Write a description that lists precise trigger words and explicitly states when the Skill should not be used.
Draft SKILL.md with 5–8 main steps, each paired with a concrete completion criterion.
Move long references, templates, and test cards into references/.
Implement deterministic checks as scripts in scripts/ instead of relying on model intuition.
Run the Skill on three real tasks, recording:
Whether it triggered correctly.
If the agent skipped required pre‑checks.
Whether evidence (commands, outputs, risks) was captured.
Context size (did the main file pull in too much material?).
Security concerns (file access, network calls).
Prune no‑ops and duplicate rules; decide whether automatic triggering is safe.
Health‑check checklist for existing Skills
Trigger range : Is the description overly broad?
File access : Does the Skill request unnecessary files or secrets?
Script behavior : Do scripts perform network requests, deletions, or privileged actions?
External dependencies : Are remote URLs fetched and executed?
Permission boundaries : Does the Skill need production or payment permissions?
Evidence : Are there concrete tests, logs, or exit criteria?
Maintenance status : Are author, version, and change log clearly documented?
Symptom diagnosis table (text version)
Agent does not trigger Skill – suspect an overly generic description. Check trigger words and real task prompts.
Skill triggers but runs off‑track – likely missing or weak completion criteria. Review SKILL.md and its completion criterion entries.
Agent reads too much material – main file probably contains reference material. Move such content to references/.

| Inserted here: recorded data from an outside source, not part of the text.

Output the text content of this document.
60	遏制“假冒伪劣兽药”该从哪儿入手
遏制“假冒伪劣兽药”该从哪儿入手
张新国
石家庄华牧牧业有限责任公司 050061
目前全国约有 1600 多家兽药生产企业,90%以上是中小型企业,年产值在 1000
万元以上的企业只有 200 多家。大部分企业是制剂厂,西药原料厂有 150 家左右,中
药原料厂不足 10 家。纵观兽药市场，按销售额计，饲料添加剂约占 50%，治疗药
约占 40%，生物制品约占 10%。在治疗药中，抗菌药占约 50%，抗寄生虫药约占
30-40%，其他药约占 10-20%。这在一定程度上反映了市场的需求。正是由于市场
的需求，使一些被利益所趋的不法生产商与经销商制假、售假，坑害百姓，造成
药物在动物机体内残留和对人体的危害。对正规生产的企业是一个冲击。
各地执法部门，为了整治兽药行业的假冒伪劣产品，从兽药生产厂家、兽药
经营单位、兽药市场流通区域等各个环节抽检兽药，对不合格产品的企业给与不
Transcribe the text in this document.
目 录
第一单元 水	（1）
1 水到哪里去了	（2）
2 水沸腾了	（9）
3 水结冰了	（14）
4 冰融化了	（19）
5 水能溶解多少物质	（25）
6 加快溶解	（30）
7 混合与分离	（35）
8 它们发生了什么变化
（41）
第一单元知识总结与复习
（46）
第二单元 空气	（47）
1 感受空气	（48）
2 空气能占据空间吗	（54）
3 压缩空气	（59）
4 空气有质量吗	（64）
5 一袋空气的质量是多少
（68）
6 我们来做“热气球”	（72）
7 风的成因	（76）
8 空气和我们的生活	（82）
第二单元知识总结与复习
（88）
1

Output claims completion without evidence – output contract is too weak. Ensure final response lists commands, exit codes, and any unresolved risks.
File grows continuously – no disciplined pruning. Identify duplication, sediment, sprawl, and no‑op entries and remove them.
Conclusion
A Skill should be a tiny, well‑defined interface that makes a process predictable, auditable, and maintainable. Keep the description as a routing contract, the SKILL.md short and behavior‑changing, steps evidence‑rich, and prune no‑ops, duplicates, and expired content. Treat external Skills as software dependencies and audit them for file access, script behavior, external calls, and permission boundaries. By following the three‑layer split, concrete evidence, and disciplined pruning, teams can prevent “Skill Hell” and keep agent behavior stable while leveraging reusable Skills.